One can identify three schools of thought as to the purpose of nuclear weapons. Firstly, that which believes they serve to deter war and, therefore, that as long as there is a prospect of war nuclear weapons remain essential. Secondly, that which believes that the utility of nuclear weapons is restricted to the deterrence of other nuclear weapons and, therefore, that global elimination is logical, feasible and desirable if undertaken collectively. Thirdly, there is the school that believes the use or even threat of use of nuclear weapons can never be justified and, therefore, that they should be abandoned forthwith.
The five declared nuclear weapons states are the USA, UK, France, China, and former USSR (warheads in Russia, Belarus, Kazakhstan and Ukraine).

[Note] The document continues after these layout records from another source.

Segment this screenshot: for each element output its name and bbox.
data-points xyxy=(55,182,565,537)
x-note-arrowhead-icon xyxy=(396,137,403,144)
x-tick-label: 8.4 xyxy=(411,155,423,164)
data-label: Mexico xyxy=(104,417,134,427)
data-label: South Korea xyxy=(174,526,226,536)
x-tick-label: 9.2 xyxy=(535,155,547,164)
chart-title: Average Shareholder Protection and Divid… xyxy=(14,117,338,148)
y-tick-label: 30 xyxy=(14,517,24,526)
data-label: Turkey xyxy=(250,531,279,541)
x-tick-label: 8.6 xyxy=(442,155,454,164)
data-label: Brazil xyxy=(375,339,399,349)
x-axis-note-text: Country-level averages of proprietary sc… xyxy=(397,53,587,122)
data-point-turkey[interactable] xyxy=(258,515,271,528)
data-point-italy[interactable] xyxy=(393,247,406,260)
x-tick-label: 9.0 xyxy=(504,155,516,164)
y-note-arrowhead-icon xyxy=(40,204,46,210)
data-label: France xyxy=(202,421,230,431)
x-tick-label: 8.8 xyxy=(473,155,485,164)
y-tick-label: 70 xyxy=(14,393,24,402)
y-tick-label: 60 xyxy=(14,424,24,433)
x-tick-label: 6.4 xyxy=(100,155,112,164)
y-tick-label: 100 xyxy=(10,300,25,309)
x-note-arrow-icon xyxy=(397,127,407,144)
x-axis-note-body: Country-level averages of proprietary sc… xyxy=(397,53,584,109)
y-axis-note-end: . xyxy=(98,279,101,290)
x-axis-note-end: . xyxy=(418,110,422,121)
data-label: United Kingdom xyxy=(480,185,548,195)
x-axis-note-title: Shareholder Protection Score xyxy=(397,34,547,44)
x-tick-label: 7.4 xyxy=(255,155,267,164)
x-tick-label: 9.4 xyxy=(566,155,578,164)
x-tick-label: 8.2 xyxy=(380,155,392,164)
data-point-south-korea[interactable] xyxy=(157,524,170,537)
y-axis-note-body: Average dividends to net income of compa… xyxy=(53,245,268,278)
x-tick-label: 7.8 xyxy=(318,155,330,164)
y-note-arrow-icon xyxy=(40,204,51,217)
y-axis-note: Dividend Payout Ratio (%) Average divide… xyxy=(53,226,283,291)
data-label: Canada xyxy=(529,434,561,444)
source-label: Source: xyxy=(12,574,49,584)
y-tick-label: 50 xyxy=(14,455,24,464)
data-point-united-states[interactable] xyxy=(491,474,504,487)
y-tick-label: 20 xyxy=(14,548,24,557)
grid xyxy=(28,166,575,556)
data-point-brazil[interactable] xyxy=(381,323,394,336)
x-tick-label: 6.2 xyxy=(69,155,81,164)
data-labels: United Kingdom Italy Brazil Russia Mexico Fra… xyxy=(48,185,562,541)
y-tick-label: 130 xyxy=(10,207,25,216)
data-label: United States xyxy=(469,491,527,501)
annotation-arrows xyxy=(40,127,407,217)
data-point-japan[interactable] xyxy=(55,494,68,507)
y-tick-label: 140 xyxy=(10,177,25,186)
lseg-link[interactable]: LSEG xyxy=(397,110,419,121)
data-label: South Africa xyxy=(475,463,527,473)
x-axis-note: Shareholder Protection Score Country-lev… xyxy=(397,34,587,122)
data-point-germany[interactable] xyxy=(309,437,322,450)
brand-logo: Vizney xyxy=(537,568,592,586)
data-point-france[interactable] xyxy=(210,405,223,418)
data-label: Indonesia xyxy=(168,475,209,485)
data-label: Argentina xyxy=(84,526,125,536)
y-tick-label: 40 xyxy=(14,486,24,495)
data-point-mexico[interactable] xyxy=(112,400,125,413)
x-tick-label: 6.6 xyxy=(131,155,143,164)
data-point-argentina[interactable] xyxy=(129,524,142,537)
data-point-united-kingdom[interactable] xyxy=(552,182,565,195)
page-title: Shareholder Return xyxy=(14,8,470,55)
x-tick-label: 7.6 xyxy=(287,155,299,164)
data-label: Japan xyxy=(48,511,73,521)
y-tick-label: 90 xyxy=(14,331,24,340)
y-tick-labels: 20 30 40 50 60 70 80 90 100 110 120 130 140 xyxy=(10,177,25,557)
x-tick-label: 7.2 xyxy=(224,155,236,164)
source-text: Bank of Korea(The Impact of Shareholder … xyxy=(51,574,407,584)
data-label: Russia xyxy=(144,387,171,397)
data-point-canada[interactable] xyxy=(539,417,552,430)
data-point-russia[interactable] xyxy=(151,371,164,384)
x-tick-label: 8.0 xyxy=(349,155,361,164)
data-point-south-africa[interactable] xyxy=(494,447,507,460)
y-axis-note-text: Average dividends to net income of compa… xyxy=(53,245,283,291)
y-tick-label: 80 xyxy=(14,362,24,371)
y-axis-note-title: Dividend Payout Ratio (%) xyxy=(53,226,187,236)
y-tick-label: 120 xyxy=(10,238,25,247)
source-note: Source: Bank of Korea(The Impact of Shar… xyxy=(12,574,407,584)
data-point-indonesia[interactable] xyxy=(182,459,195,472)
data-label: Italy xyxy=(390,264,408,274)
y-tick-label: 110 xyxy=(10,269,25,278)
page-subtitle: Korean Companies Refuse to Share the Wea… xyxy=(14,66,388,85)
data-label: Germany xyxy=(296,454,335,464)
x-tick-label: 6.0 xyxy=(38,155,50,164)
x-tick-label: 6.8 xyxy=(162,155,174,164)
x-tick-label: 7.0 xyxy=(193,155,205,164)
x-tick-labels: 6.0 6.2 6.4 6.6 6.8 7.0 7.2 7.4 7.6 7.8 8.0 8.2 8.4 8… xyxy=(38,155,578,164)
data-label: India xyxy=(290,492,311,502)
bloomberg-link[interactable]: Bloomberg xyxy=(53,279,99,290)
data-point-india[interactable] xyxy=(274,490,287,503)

In addition there are de facto nuclear weapons states (those with acknowledged weapons-producing capability and/or unknown numbers of accumulated weapons, such as India, Israel, Pakistan, South Africa and Iran) and threshold states (such as Iraq, North Korea, Syria, Argentina and Brazil). Following the end of the Cold War, there is a new kind of strategic arms race developing in this nuclear weapons club, unaffected by the reduction in the size of arsenals in the declared weapons states.
The proliferation of missiles is accelerating in the third world. UK and French plans are to expand their arsenals; cuts in the Chinese arsenal are considered unlikely. The UK, for one, is moving its strategic orientation away from Russia and back to the rest of the world. As an example, it is likely that some Trident missiles would be armed with single low-yield warheads to make them usable in "shot across the bow" operations in a nuclear crisis with a power like in the Middle East.
All military capabilities have a role to play in preventing war. Both nuclear and conventional forces therefore contribute to deterrence, providing a credible range of options for responding proportionately to an aggressor's behaviour.
Nuclear deterrence still has an important contribution to make in insuring against the re-emergence of major strategic military threats, in preventing nuclear coercion, and in preserving peace and stability.
Ultimately, the former Soviet Union and the USA understood that the political, economic, and even security costs of long-term reliance on nuclear deterrence are greater than the advantages. The revolution that both these superpowers underwent at the end of the 1980s was not a technological revolution but a conceptual one, in part based on better knowledge of the psychosocial processes by which certain technologies become outmoded and delegitimized. Similar cognitive changes caused Argentina and Brazil, states with nuclear capacity, to come to the brink of developing nuclear-weapons and then avoid it.